Thank you for the continuing opportunity to be of service.
Sincerely,
Customer Service[and below this, my total loan amount, interest rate and payments to date]
Honestly, I’d be far more comfortable seeing all the information contained in that PDF right in the body of an email than having to type in my SSID# to access a PDF that doesn’t reveal anything more than the fact that I have a school loan.
Maybe I’m just stressed and pissy. But dude, this is something I might write to the nice folks at Consumerist.com about since the supervisor I spoke with just told me to use the “contact us” form on the website. Uh-huh. Form submissions always get the desired form response, so that’s great.

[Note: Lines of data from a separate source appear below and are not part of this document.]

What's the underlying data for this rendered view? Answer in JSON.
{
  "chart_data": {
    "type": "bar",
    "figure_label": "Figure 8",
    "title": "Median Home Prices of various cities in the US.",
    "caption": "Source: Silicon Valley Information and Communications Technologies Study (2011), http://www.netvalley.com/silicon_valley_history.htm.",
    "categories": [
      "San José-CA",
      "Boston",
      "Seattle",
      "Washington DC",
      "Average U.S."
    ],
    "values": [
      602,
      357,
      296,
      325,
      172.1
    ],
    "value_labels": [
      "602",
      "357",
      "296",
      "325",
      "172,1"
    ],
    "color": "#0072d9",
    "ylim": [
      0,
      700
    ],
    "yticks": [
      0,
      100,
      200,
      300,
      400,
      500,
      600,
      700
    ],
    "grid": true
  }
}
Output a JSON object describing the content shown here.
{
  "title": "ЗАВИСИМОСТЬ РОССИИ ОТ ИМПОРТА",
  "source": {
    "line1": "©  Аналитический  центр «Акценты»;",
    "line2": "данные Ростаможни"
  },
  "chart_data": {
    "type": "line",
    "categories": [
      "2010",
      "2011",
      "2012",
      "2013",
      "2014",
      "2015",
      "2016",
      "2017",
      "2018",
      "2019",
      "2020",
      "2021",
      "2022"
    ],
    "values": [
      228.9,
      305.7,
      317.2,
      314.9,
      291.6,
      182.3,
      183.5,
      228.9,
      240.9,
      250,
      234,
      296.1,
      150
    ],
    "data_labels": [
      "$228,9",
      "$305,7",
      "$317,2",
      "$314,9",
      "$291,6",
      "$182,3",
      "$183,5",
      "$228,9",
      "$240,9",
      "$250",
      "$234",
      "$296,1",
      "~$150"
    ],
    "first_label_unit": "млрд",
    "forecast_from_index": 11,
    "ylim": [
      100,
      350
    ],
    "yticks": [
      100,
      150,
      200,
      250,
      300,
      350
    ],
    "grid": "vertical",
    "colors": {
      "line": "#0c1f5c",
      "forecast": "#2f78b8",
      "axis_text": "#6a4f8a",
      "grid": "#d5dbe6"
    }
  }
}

I love the post that’s currently the most recent on Consumerist, entitled, “Stay Out of Our Comments, PR Douchebags.” Inspired. And right on.
That’s a prime example of a company NOT getting the whole “transparency” thing. This person might’ve been raked over the coals a bit if he/she came straight out and said, “I work for this corporation and here’s how we’re viewing this… we’d be interested to hear your feedback.” - but “Stankwell” would at least have gotten some respect for being forthright. Instead, “Stankwell” registered as a commenter for the first time with the response to this post and made a comment that positively REEKS of corporate-speak spin (including my favorite lines, “they’re gaining access to world-class online banking” and “BofA is a monster — the good kind!” - I regularly talk about my bank and other service providers in this way) and scampers off. Please.
I’m going to go and see if I can find some negative posts about… uh… Verizon (a company I genuinely have no issue with and who’s been my mobile service provider since 1996) and defend them, pulling sentences from their press releases verbatim and using those in comments. That will go over really well because that’s what consumers regularly do, right?
Ah, well. I will now listen to The Cars and enjoy a moment in the eighties.